Hello All,
I've done some small scale, web-based
J2EE development in the past (2001). I'm back now designing a multi-tier app. I'm considering the following architecture:
- Swing client (mandated by users due to very robust/feature-rich interface needs. Ajax won't cut it).
- JEE middle tier. Primarily stateless session beans & mdbs handling the client/server communications.
- Pojo domain model to do most of the business logic
- DAO
pattern (currently leveraging hibernate) to handle persistence
I know these questions are huge, and it's hard to give answers on a Bulletin Board, but I appreciate any help:
1) What's a good way to structure the source code? I'm looking at:
http://java.sun.com/blueprints/code/projectconventions.html and the Sun JEE examples, they seem to implement one project with multiple sub-projects (1 for ejb, 1 for war, 1 for client). In that model, where would the domain model and DAO code live? In the ejb project? Should it all just be 1 big project with the package structure reflecting the breakdown and differing build targets for client & server?
2) All of the JEE/EJB3.0 examples I've seen are using the new entity beans. Due to my existing Hibernate DAO codebase, I'd prefer to point Session Beans to objects that use the existing DAO layer (no entity beans). Is that simple to do?

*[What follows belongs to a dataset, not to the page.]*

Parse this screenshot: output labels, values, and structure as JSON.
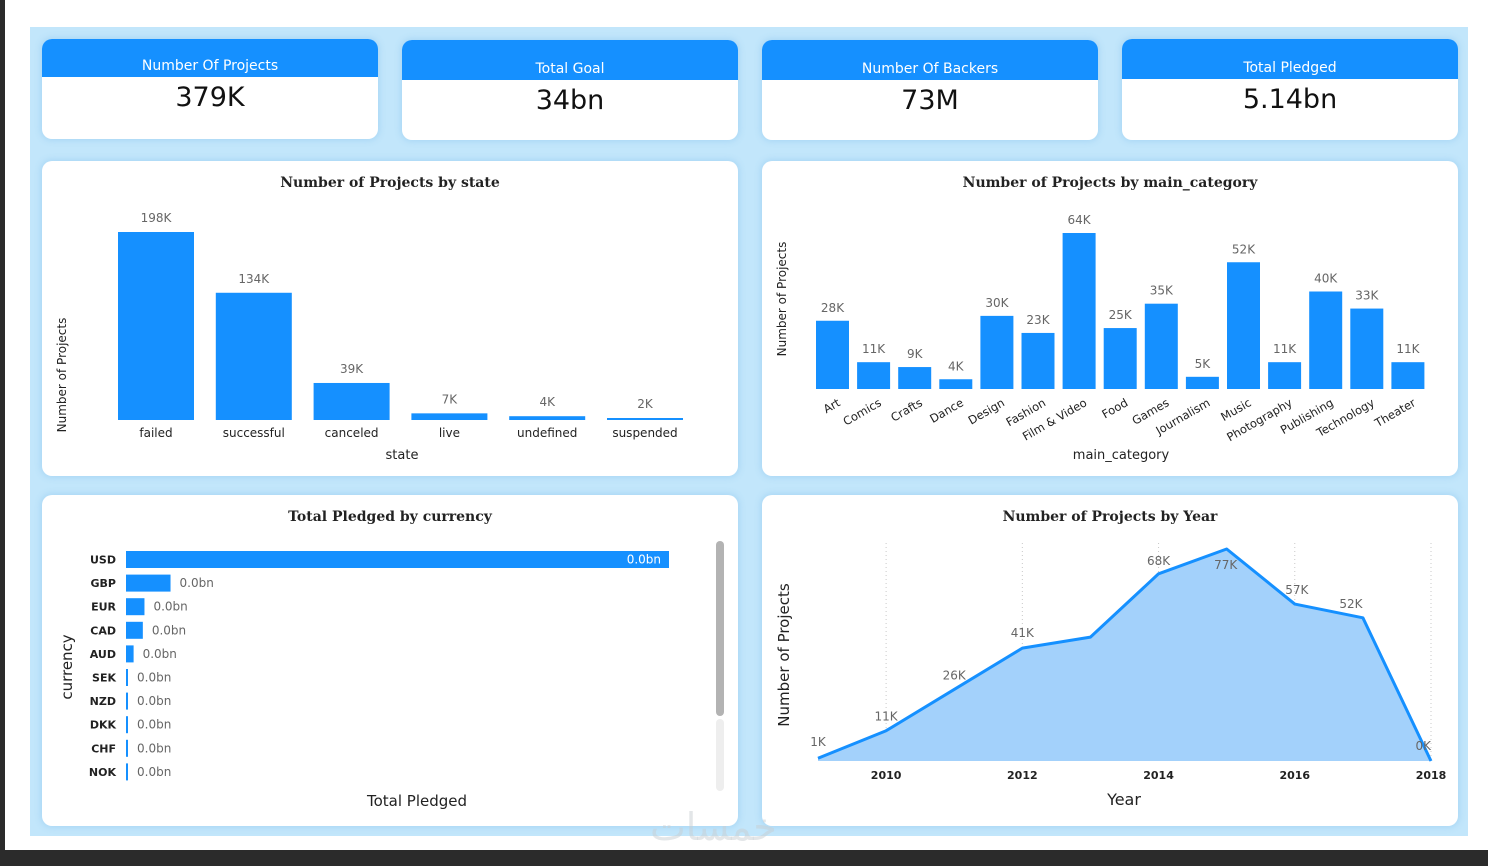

Does anyone have any good links on articles about that?
3) I've worked with Spring a bit, but found sole JEE a better fit due to:
- need for app server redundancy and horizontal scalability
- distaste for so much xml - I'm not looking for a flame war, but I really didn't like the overwhelming amount of xml configuration necessary
- JEE can do everything I need
Again, I know this is a huge question, so I appreciate any help at all (even just links to good articles would be great).